Choosing between who and whom, either as a relative pronoun or question word, can be tricky for English language learners and native speakers of English alike.
The quick test in choosing between who and whom is to substitute he or him. If he sounds better, who is correct; if him sounds right, whom is correct. That’s because as a pronoun whom is used to represent the object of either a verb or a preposition, while who represents the subject of a verb.
He is the consultant whom we contacted for advice. (We contacted him.)
To whom was the letter addressed? (The letter was addressed to him.)
He is the consultant who can answer your question. (He can answer your question.)
Increasingly, native speakers of English are adopting who as the preferred pronoun in informal conversation, even when whom, not who, is correct. This means that whom, when correctly used as an object pronoun, can sound more formal.
In the two examples above, the formality can be toned down by omitting the pronoun in the first, and using the more casual who in the second:
He is the consultant we contacted for advice.
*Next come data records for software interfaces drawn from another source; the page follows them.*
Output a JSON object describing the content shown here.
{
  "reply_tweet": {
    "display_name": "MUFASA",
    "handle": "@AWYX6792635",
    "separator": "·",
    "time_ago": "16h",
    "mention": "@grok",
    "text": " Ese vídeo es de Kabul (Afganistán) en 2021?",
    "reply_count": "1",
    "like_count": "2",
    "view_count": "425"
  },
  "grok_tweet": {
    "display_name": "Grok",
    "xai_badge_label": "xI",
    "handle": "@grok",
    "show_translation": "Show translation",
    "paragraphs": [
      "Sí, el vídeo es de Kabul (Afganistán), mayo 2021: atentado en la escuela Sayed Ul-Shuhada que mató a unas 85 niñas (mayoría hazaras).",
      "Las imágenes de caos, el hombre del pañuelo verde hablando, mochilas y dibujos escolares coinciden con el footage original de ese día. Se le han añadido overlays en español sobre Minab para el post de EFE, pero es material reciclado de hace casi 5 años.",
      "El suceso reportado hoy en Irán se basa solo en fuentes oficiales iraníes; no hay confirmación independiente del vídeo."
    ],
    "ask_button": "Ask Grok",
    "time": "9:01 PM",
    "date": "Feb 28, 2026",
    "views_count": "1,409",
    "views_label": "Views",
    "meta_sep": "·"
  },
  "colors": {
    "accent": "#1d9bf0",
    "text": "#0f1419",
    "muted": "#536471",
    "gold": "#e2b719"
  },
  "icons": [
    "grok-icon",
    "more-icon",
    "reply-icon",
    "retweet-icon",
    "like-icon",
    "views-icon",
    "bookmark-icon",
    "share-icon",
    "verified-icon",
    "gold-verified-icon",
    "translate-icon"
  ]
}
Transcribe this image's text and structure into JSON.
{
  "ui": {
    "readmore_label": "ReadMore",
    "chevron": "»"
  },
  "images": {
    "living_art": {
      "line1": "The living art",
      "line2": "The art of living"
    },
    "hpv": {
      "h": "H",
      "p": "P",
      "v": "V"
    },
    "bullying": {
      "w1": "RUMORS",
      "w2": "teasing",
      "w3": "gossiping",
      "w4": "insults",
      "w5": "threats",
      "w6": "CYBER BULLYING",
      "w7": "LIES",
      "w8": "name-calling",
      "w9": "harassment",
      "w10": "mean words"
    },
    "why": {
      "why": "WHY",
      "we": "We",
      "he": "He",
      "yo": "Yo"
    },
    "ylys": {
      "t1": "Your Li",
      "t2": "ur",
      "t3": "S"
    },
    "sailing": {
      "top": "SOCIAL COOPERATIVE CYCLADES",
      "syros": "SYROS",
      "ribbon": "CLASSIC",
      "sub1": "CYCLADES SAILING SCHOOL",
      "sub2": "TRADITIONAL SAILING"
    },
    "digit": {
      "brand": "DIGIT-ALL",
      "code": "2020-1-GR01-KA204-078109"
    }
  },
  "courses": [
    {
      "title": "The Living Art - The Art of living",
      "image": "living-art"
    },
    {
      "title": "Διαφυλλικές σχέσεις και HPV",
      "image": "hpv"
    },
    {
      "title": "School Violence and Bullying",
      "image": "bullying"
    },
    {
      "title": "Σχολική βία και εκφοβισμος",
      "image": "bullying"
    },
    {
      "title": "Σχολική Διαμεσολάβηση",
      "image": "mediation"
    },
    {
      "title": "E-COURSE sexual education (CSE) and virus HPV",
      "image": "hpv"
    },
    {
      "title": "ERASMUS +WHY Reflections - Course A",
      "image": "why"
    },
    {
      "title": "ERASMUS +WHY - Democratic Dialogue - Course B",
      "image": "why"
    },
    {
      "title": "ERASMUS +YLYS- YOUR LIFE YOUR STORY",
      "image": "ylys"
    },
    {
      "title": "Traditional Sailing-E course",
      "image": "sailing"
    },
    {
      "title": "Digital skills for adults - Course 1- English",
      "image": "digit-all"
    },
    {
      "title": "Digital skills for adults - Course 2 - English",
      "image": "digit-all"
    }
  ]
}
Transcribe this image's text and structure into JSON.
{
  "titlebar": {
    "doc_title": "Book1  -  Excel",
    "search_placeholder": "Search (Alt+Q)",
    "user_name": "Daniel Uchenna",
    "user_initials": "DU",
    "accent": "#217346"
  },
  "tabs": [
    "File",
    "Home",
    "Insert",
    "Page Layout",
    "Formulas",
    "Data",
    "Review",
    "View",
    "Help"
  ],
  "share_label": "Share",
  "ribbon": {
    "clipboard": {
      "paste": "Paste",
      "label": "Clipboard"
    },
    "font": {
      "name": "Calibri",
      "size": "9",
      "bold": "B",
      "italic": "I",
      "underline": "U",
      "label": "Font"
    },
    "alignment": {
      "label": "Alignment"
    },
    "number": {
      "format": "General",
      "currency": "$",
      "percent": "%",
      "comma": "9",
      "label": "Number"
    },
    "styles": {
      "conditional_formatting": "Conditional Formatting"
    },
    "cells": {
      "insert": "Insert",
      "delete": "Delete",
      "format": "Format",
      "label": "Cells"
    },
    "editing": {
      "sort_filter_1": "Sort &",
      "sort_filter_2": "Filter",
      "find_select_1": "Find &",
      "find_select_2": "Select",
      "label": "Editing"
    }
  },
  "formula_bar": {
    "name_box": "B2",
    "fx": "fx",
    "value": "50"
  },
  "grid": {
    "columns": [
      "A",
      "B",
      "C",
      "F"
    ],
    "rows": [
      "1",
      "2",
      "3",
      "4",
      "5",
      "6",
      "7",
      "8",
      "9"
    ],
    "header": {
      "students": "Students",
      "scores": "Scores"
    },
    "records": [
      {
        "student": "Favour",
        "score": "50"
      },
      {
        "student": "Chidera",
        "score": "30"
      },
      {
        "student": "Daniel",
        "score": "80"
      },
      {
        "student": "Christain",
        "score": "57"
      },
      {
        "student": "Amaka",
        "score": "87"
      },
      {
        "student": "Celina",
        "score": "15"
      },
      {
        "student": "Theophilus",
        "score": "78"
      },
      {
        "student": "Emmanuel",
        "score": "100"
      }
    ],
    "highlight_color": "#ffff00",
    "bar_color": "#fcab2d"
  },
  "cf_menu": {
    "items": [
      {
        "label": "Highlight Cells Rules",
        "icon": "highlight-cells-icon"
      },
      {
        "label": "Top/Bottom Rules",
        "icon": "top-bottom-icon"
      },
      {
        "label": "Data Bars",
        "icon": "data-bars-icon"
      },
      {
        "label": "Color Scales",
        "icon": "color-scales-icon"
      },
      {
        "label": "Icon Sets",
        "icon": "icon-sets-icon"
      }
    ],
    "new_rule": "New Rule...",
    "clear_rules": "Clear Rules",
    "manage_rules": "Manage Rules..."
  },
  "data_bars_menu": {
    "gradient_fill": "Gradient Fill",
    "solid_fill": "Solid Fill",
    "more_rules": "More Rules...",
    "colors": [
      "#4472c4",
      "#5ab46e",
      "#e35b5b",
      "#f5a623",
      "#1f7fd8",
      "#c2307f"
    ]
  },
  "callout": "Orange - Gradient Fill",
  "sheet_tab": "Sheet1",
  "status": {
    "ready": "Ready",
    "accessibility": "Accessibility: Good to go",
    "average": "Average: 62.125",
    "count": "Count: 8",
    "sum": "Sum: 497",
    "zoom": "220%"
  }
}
Who was the letter addressed to?
Who did you go to the movies with? is technically incorrect but very common, even for speakers who are well aware of the mistake.
With whom did you go to the movies? is correct but in an informal conversation can stand out as having a bit more formal tone.
The he/him test works well unless you’re confronted with a choice between whoever and whomever as in this sentence:
You can just talk with whoever/whomever answers the phone.
Even native English speakers get confused by this, because our instinct tells us that whom, not who, should follow the preposition with. However, there is another rule in English which dictates that every verb in a tense needs a subject. Here, whoever is the correct choice, since the verb answers needs a subject.
Striking a more formal, educated tone doesn’t have to be the only reason to use whom as the object pronoun. Sometimes it’s an elegant way to emphasize a distinction between subject and object. If you see someone walking a dog, and the dog is so big and strong that it’s all its owner can do to keep up with it, you can ask, Who is walking whom?